LAST Christmas, while you stayed indoors, the Downing Street spads were having it large. Here’s what you did and they did laid out in a simple timeline:
3pm, you
Meet your brother in a pub car park for a socially distanced present exchange. It’s cold, raining and you can’t even hug him. Joke about what a miserable Christmas it’s going to be.
3pm, Downing Street
Issue the latest Christmas-cancelling restrictions, which have been on your desk in Downing Street for a fortnight marked ‘From Chris Whitty – action immediately’ and light up a fat spliff.
6pm, you
Finish your evening meal and turn on the TV. Reflect that you should be out the pub with your mates but instead you’re stuck in watching Christmas repeats.
6pm, Downing Street
Finish the nightly Daylesford organic food takeaway which you signed for as ‘The Taxpayer’. Meet Gove’s coke guy at the back door. Give him £12,000 from petty cash.
8pm, you
Tuck the kids up. They’ve been out of school for weeks, haven’t seen any of their friends and there’s been no Christmas party. Comfort them by saying the rules are the same for everybody.
8pm, Downing Street
Snort a fat line of charlie from between the tits of the sexiest spad, the one from Williamson’s office.
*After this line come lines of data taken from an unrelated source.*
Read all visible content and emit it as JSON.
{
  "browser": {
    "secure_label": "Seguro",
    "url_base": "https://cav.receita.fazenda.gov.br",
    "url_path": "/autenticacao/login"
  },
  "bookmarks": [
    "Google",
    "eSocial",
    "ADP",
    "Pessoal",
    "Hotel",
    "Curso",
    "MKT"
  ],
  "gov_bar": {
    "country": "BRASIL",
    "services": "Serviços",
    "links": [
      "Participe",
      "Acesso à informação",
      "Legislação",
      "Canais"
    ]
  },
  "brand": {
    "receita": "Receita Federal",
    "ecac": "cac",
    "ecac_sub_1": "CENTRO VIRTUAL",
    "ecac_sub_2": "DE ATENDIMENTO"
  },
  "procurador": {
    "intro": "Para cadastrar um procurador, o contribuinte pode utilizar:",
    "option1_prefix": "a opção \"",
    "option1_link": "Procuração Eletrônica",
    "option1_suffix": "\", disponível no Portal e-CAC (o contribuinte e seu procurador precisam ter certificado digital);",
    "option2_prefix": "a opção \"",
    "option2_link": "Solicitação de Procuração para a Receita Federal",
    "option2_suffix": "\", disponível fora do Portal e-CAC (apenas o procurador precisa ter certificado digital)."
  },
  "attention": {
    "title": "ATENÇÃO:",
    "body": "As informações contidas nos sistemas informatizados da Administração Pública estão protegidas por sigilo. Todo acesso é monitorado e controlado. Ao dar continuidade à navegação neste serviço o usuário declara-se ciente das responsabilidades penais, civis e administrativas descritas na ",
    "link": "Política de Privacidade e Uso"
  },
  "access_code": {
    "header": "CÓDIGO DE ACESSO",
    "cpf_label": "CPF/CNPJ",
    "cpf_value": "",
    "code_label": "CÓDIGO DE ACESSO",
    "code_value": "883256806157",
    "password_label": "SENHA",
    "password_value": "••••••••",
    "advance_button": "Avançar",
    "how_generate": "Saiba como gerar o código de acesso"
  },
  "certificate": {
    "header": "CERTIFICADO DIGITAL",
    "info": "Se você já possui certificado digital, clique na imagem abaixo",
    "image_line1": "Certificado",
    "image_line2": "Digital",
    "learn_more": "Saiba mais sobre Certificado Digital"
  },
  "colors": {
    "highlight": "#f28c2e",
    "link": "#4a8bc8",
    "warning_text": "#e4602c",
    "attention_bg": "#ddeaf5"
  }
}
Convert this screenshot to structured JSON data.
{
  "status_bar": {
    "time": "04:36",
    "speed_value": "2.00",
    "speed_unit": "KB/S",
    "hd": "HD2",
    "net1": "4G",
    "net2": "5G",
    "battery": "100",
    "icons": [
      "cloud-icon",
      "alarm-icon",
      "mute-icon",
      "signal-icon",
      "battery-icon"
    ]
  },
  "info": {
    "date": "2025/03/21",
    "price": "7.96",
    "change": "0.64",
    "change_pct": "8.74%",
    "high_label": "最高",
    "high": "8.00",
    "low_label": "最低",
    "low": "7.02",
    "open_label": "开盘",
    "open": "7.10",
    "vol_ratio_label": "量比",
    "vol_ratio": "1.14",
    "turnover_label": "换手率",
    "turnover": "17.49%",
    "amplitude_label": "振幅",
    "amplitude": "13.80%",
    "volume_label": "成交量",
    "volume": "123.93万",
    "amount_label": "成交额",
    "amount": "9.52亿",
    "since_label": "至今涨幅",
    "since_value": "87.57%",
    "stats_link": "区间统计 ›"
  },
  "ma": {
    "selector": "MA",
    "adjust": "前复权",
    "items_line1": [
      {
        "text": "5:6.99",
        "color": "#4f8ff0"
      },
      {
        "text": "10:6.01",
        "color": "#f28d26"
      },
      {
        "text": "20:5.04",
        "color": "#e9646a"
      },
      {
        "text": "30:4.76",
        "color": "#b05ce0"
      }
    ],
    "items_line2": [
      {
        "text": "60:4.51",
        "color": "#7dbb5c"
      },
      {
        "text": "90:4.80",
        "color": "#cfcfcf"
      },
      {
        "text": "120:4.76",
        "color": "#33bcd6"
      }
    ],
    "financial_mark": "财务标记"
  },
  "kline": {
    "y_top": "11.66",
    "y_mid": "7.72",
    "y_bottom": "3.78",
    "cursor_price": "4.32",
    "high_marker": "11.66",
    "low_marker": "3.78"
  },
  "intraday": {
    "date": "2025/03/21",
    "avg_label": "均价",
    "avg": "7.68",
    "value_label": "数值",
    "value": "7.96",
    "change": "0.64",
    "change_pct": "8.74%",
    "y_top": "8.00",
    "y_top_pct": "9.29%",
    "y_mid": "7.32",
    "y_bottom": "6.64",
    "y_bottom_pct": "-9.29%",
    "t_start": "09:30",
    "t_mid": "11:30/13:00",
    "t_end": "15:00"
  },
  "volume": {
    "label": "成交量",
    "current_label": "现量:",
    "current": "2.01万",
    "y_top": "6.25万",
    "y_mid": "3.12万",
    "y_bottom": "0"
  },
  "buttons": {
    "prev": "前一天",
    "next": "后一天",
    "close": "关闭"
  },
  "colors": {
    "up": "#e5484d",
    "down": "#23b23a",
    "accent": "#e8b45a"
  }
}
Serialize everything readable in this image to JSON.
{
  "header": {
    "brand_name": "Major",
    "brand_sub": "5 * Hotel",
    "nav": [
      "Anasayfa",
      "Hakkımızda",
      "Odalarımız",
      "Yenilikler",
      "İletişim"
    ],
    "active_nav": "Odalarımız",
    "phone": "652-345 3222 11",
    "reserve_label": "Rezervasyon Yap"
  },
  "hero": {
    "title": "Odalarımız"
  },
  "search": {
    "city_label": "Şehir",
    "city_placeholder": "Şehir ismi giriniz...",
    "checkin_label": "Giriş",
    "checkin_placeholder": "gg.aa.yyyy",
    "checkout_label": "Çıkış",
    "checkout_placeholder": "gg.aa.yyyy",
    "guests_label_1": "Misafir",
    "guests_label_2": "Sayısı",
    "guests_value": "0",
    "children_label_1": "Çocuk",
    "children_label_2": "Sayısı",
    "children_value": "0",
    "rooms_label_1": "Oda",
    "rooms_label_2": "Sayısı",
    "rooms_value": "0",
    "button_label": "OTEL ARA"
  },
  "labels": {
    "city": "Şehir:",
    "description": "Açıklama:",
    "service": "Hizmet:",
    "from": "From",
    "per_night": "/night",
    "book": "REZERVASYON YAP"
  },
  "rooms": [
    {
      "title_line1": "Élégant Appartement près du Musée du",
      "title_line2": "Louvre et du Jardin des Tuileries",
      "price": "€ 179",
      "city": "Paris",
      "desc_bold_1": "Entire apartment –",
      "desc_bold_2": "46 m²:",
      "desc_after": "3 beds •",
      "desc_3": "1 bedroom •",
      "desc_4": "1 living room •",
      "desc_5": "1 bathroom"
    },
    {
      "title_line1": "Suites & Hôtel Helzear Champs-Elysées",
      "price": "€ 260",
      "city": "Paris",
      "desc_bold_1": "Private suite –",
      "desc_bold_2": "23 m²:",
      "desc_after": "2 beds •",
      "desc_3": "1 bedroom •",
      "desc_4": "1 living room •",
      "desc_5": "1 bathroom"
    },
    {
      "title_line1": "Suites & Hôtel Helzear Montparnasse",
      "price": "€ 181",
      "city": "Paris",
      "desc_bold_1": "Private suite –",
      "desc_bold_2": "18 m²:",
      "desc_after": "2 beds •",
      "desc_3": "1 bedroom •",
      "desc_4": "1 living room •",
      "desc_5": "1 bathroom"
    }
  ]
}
Answer the door to the rest of the girls in their party dresses.
10pm, you
Zoom call your elderly parents to explain that no, you won’t be seeing them this Christmas even though Dad’s just had his operation. They’re shielding so you might not see them for months. Hide your tears.
10pm, Downing Street
The MDMA kicks in as the game of naked Twister begins, and guess who’s coming down the stairs? It’s amazing how Johnson knows the second the clothes are off. ‘Santa’s coming, ladies!’ he shouts.
Midnight, you
Go to bed. Stare at the ceiling mourning your favourite time of year. Your wife says she understands but it’s for the public good.
10.30pm
Memories from this point are fragmentary. Chasing nude through the Cabinet room, discovering Disraeli’s private wine cellar and chugging an 1870 Chateau Lafite Rothschild in one. Still you bloody need to de-stress from work. Really it’s for the public good.